Sabemos da necessidade de incentivar e de expandir o interesse pelos temas científicos, o que se dá de forma preponderante no ensino médio. Nesse sentido, é fundamental o envolvimento das autoridades científicas nessa discussão. Mais especificamente, destacamos a importância de se contemplar uma carga horária didática destinada às disciplinas que visem à formação básica necessária para os cursos de nível superior nas áreas ditas exatas e tecnológicas. No entanto, colocar em prática a integração das diferentes disciplinas visando a promover o trabalho interdisciplinar é uma proposta que pode ser tomada simplesmente como uma forma de "economizar" professores, por conta da carência de profissionais. Neste caso, professores de física e de química, por exemplo, poderiam ser substituídos por um professor mais "generalista" na área de Ciências e suas Tecnologias. A Sociedade Brasileira de Física - SBF emitiu uma nota sinalizando sua preocupação em relação a este tema (http://www.sbfisica.org.br/v1/index.php?option=com_content&view=article&id=421:reforma-do-ensino-medio-nao-pode-sucatear-ciencia&catid=108:agosto-2012&Itemid=270):
Existe hoje, de fato, uma enorme carência de profissionais formados em áreas técnicas. Como resultado do avanço da economia do País e da necessidade de uma maior competitividade em sua inserção no mercado internacional, essa carência deverá se tornar ainda mais grave nos próximos anos. Para supri-la, defendemos o aumento da carga horária de disciplinas como matemática, física, química e biologia para aqueles alunos que pretendam seguir carreiras técnicas ou de nível superior nessas áreas.

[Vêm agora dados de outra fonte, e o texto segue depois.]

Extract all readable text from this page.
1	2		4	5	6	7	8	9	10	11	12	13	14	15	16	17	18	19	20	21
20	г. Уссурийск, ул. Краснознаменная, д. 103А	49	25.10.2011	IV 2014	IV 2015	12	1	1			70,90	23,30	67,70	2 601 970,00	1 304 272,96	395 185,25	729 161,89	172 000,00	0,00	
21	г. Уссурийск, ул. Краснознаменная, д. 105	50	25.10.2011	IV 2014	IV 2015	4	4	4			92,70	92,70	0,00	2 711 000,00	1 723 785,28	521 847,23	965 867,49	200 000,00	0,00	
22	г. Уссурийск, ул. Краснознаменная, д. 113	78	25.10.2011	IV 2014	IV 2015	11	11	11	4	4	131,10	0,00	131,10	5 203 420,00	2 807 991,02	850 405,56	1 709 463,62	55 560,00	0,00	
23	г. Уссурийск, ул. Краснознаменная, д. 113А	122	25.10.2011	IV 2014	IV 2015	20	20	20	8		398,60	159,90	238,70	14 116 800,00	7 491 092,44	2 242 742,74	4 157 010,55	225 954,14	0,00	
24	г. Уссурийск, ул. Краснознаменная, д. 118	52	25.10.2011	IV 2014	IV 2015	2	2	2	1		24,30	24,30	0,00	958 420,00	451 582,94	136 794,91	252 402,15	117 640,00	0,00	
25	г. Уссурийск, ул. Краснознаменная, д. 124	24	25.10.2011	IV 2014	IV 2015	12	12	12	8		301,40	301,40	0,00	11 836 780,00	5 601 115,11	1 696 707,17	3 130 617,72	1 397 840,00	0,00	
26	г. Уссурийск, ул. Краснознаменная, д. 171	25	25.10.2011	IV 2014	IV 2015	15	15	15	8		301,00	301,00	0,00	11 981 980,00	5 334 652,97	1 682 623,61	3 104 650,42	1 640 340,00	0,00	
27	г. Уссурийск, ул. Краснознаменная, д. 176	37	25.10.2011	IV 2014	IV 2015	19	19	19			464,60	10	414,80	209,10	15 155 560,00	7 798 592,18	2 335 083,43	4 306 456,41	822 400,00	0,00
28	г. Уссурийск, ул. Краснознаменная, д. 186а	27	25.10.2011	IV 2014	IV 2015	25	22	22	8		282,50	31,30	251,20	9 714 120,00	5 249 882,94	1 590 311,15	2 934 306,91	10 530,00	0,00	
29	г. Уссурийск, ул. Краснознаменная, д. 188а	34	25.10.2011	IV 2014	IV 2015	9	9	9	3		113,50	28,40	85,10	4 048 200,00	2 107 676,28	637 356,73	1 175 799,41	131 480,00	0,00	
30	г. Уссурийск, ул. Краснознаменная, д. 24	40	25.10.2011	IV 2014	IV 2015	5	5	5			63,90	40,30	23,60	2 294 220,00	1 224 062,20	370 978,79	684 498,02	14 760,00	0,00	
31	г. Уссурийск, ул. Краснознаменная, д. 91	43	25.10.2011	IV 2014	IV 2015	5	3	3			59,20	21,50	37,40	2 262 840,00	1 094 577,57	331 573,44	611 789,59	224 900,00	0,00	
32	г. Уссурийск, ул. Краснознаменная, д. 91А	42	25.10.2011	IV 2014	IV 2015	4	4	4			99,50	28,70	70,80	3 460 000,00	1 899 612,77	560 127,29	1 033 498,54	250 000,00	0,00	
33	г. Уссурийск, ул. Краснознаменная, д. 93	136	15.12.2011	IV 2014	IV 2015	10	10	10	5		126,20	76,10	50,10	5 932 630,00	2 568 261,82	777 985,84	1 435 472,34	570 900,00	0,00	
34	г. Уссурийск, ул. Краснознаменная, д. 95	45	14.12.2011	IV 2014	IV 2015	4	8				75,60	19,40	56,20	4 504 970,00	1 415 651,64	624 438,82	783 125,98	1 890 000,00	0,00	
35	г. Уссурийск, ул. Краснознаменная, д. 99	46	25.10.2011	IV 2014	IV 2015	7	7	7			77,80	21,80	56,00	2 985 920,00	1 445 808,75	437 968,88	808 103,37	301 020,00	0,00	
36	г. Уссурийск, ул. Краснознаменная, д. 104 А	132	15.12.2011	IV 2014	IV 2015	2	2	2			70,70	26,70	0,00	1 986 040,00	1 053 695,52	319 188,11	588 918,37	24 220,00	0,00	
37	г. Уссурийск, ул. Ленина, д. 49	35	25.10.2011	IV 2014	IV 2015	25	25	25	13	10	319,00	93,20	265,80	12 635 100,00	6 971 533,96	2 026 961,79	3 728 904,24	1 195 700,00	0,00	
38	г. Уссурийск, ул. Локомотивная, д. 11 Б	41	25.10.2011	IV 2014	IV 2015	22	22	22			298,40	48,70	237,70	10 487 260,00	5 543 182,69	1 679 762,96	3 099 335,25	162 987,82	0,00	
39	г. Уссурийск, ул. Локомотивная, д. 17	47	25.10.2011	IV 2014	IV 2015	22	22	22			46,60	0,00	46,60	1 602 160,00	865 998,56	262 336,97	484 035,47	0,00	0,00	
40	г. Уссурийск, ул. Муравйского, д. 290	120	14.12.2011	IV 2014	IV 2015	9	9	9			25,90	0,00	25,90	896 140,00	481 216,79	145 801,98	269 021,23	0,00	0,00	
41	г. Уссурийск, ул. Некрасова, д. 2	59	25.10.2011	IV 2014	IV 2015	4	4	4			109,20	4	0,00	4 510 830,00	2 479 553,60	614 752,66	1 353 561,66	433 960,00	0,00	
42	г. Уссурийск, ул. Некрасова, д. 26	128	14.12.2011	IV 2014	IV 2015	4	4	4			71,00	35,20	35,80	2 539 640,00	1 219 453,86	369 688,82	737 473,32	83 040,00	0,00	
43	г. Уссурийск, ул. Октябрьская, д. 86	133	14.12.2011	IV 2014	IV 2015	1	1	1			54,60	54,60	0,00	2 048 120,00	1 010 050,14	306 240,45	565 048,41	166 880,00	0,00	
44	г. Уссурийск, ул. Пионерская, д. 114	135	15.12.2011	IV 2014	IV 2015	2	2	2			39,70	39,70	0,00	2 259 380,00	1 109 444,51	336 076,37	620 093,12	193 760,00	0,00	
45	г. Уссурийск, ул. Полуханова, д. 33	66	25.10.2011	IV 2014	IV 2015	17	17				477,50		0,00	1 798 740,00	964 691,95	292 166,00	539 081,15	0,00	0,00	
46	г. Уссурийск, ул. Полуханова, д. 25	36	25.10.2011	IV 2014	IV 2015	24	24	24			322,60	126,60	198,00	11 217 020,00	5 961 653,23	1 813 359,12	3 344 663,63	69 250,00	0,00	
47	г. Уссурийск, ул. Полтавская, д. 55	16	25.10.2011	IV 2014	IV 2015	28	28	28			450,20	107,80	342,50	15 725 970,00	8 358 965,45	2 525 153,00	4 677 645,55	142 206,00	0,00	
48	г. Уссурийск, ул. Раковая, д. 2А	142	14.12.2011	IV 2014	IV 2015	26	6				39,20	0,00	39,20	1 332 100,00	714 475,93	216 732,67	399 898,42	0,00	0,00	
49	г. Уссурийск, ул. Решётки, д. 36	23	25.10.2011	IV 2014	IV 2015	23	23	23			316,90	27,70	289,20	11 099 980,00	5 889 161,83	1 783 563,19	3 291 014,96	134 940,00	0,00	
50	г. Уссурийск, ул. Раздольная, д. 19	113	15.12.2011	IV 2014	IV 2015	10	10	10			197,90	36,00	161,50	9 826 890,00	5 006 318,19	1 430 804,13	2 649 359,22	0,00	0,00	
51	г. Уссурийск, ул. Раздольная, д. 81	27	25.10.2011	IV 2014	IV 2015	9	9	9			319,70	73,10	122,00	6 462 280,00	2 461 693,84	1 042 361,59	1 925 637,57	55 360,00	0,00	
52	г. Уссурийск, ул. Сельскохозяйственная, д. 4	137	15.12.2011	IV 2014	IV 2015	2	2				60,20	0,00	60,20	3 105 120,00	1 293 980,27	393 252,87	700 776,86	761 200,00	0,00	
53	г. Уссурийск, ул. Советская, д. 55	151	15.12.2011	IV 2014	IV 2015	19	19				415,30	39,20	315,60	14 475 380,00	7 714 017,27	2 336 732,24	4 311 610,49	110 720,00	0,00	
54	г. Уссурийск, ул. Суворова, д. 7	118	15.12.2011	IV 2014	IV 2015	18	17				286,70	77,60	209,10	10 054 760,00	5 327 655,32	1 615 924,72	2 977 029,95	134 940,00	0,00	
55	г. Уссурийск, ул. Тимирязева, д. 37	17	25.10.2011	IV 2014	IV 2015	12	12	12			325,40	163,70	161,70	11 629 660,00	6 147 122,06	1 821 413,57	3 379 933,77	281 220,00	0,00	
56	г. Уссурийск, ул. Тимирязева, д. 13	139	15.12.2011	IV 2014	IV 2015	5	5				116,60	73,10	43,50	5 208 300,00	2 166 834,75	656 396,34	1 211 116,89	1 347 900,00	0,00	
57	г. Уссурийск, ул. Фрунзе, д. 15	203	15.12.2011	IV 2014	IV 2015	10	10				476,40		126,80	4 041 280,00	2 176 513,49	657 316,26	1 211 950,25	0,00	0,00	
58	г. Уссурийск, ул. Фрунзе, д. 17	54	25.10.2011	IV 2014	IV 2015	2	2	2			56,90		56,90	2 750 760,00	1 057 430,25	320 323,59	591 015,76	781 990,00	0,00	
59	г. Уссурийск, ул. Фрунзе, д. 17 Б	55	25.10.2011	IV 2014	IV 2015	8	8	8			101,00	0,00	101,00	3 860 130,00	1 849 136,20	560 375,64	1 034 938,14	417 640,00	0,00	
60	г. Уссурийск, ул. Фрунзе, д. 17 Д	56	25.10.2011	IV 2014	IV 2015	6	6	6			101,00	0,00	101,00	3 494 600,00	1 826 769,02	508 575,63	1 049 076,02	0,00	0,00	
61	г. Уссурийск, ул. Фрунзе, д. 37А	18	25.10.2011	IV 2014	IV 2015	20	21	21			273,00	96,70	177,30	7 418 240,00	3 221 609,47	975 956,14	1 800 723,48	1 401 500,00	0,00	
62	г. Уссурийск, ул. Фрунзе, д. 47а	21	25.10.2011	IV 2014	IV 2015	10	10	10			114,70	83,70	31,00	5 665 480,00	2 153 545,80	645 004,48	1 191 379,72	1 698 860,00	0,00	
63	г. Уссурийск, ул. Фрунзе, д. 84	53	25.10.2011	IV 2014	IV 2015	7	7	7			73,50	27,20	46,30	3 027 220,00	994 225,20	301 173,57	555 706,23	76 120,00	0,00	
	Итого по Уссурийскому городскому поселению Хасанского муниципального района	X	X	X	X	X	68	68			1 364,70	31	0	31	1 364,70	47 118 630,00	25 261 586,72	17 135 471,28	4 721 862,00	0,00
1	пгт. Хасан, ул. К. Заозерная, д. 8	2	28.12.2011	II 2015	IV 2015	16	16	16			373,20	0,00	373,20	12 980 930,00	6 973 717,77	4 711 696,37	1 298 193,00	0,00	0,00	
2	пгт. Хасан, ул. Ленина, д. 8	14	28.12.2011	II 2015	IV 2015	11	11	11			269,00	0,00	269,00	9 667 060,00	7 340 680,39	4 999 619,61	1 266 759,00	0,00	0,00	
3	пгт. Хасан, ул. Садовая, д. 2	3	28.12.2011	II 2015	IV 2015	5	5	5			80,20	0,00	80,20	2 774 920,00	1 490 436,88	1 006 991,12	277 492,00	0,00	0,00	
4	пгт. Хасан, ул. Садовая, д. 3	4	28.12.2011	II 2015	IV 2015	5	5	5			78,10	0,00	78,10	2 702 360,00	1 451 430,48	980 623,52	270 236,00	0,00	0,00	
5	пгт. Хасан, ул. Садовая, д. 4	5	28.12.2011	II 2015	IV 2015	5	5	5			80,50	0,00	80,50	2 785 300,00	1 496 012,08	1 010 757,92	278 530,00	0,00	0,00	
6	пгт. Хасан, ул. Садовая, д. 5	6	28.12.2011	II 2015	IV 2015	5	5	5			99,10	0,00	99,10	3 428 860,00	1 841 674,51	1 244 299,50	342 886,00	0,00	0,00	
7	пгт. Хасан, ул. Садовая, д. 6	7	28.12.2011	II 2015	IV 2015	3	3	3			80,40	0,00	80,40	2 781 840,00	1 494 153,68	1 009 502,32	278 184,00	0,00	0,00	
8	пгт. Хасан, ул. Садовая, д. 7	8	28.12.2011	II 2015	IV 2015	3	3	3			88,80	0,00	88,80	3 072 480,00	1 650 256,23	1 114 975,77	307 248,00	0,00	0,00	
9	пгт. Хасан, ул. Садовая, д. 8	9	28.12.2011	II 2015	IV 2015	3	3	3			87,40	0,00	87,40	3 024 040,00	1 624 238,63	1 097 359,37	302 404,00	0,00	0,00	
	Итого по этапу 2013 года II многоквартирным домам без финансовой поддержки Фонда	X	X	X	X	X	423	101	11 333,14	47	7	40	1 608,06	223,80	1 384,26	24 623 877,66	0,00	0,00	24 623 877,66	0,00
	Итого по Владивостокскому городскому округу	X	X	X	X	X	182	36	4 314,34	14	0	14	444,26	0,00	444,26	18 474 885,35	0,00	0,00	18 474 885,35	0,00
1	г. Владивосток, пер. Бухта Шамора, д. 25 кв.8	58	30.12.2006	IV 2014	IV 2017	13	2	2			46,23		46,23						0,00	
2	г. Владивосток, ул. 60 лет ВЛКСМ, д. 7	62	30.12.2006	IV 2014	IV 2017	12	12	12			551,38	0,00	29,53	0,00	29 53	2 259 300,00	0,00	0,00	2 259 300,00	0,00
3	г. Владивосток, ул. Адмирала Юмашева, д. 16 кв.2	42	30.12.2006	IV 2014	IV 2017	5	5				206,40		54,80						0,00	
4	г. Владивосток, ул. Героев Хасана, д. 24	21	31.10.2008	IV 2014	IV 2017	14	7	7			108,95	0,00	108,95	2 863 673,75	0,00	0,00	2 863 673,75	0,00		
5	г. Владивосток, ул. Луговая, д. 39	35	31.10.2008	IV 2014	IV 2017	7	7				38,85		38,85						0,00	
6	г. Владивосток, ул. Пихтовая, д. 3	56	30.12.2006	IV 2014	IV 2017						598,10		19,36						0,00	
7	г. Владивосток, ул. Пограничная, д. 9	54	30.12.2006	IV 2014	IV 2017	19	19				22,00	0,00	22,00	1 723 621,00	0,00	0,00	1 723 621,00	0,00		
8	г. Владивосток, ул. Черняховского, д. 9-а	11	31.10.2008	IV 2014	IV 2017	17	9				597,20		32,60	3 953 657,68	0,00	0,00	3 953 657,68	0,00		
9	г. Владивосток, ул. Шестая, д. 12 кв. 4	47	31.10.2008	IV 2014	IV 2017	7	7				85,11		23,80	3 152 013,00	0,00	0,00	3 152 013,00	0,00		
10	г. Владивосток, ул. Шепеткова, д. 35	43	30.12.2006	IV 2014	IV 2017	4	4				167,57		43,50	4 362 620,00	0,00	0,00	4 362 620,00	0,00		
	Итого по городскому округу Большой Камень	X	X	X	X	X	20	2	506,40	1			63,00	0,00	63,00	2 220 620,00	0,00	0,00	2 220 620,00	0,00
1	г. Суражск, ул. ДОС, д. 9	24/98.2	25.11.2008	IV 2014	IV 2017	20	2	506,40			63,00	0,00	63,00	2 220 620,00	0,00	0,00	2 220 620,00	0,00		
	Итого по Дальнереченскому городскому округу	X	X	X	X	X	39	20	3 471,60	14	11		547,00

O atual presidente da Sociedade Brasileira de Química - SBQ, Vitor Francisco Ferreira, em carta ao Ministro da Educação, Aloizio Mercadante, também reúne as preocupações dessa sociedade em relação ao tema (http://boletim.sbq.org.br/noticias/n536.php):
Nesse sentido, entendemos, a priori, que a simples redução do número de disciplinas com a integração das disciplinas de Ciências Física, Química e Biologia numa única disciplina de Ciências Naturais é um retrocesso histórico. Sabe-se que os atuais avanços científicos e tecnológicos, alcançados no Brasil e no mundo, são oriundos de trabalhos interdisciplinares que envolvem as áreas das ciências Física, Química e Biologia como áreas autônomas e profissionais com formação específica em cada área.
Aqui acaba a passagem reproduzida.